With a purchase that is as large—especially for a younger audience—as buying a gaming console, one feels the need to justify it. With the console market seeming so black and white with Xbox and PlayStation as the main sellers, it is easy to get caught up in a debate in which arguments tend to boil down to the same thing: “ours“ is just better than “yours.”

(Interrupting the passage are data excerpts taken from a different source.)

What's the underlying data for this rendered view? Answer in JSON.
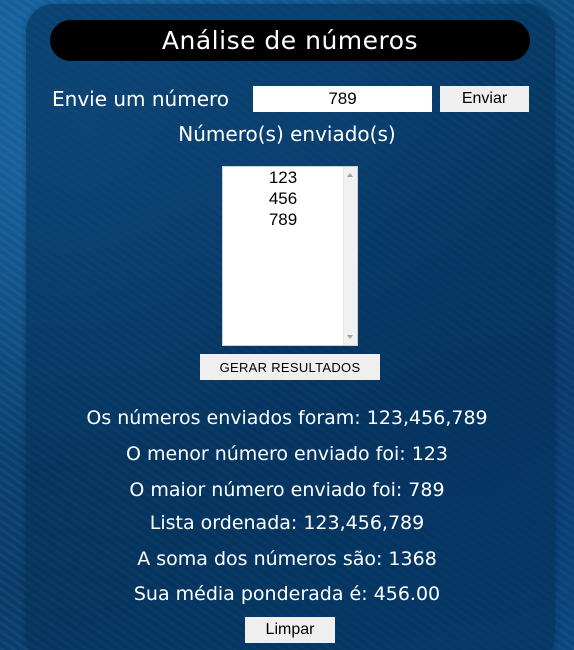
{
  "title": "Análise de números",
  "form": {
    "send_label": "Envie um número",
    "input_value": "789",
    "send_button": "Enviar"
  },
  "sent_heading": "Número(s) enviado(s)",
  "sent_list": [
    "123",
    "456",
    "789"
  ],
  "generate_button": "GERAR RESULTADOS",
  "results": {
    "all_numbers": "Os números enviados foram: 123,456,789",
    "smallest": "O menor número enviado foi: 123",
    "largest": "O maior número enviado foi: 789",
    "sorted": "Lista ordenada: 123,456,789",
    "sum": "A soma dos números são: 1368",
    "average": "Sua média ponderada é: 456.00"
  },
  "clear_button": "Limpar"
}
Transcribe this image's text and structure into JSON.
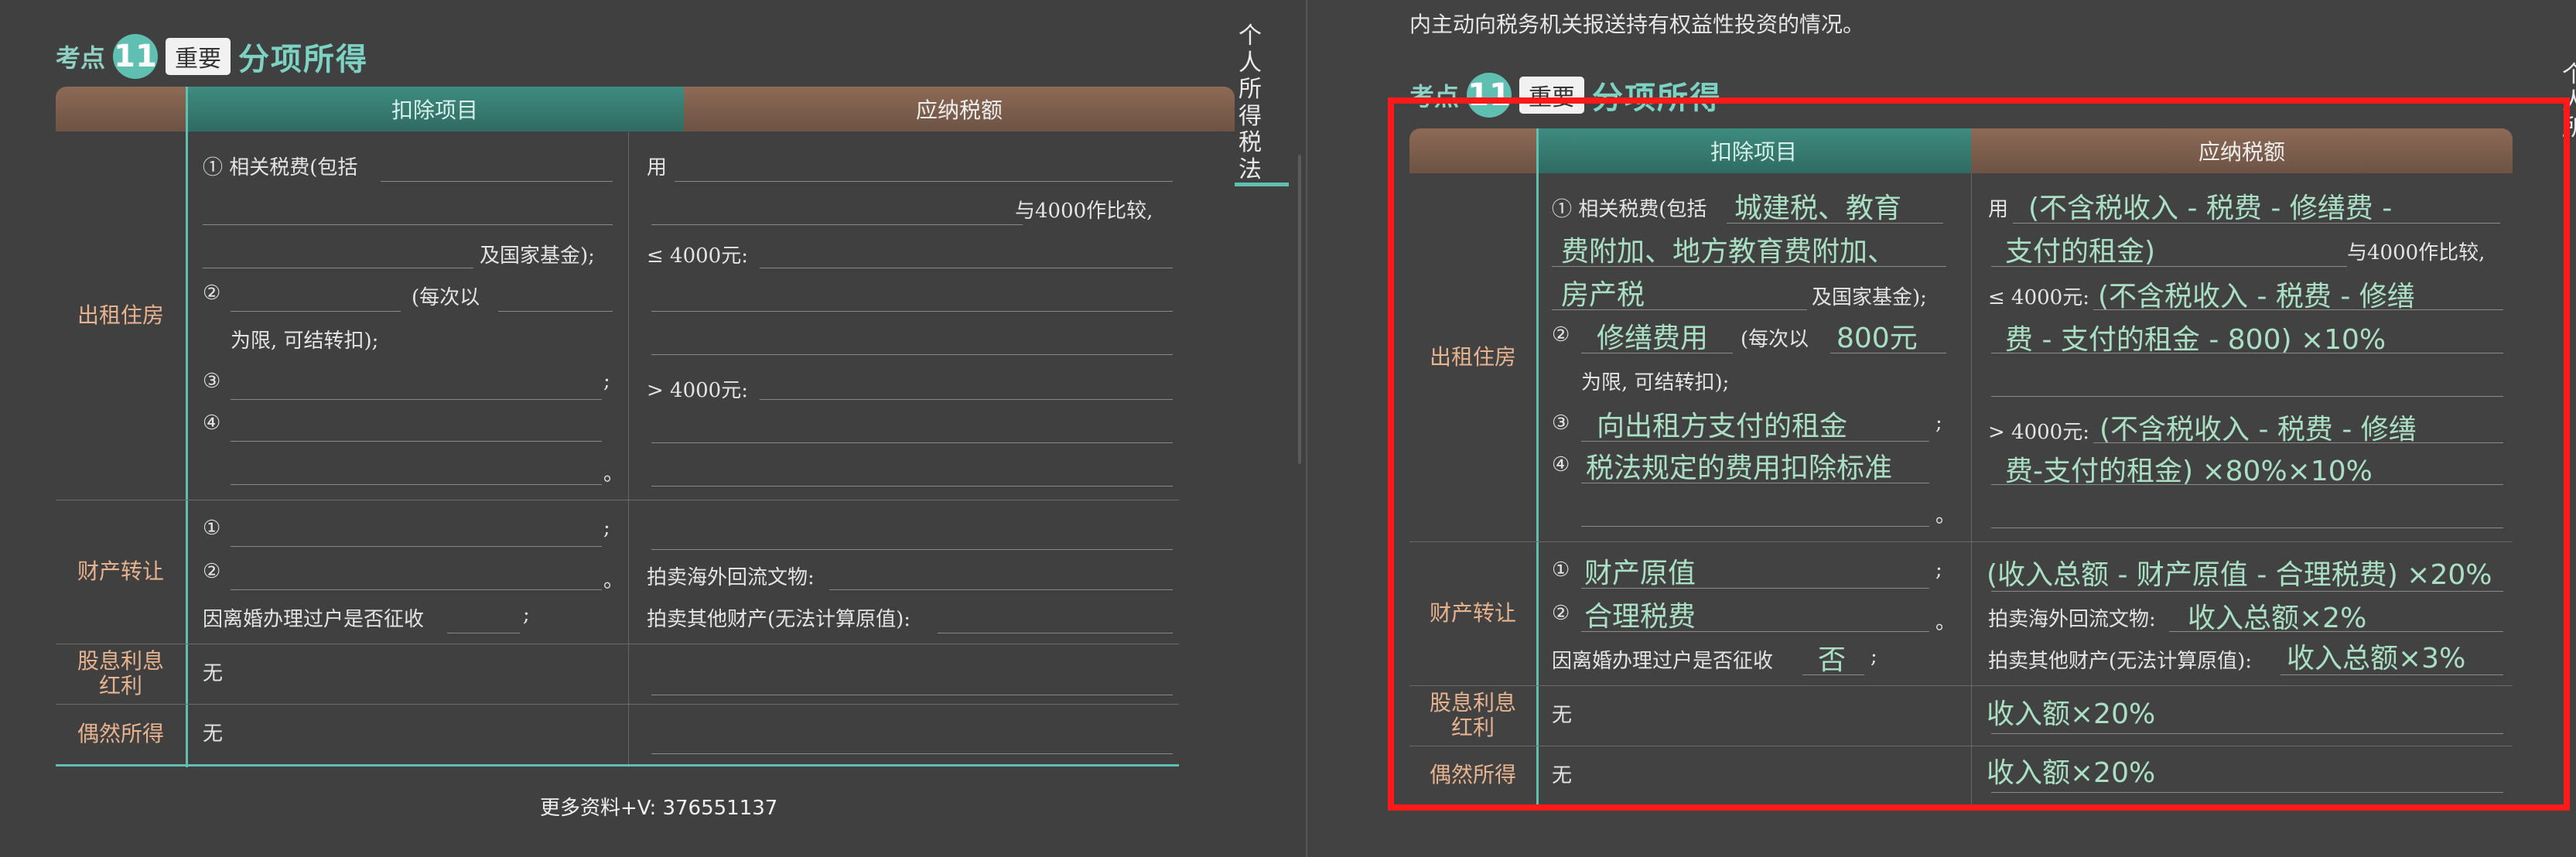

The proprietary nature of the two consoles is what I think has really sparked this so-called “console war.” There are so few games that Xbox and PlayStation users can play together, yet there are a plethora of titles that can only be played on one of the two consoles. It can be difficult to get out of the PlayStation or Xbox loop. So when I chose to buy a PS4, there was a sense of commitment. I was on a side that had an opponent.
Replies to PlayStation’s most recent tweet (as of the time that I am writing) promoting the video game Sekiro: Shadows Die Twice include “Didn’t ask” and “Xbox is better than Ps5.” I could spend hours reading through comments just like these—including my personal favorite, “Honestly you reek of onions“—but I think you get the point.
The worst part about all this bickering, is the way that it draws people in. It’s so easy for someone to make an irrational statement bashing one of the consoles and have floods of people rushing to respond with an equally subjective rebuttal. Even the people who start out calmly, will be dragged down to the same level.
I will admit that I have engaged in my fair share of disputes over the years, both jokingly and bitterly, but as I’ve come to realize the futility of these arguments, my frustration has been directed towards the console companies themselves. The toxic and ultra competitive environment that has been created disconnects people, rather than bringing them together.
Gaming is at its best when it is done with other people. The stereotype may be that gamers just sit in their basement and eat Doritos all day, but in truth, most people play video games because of the social aspect. Yes, the games can be fun on their own, but it’s the people that bring us back each time.
So why should the logo on my console matter?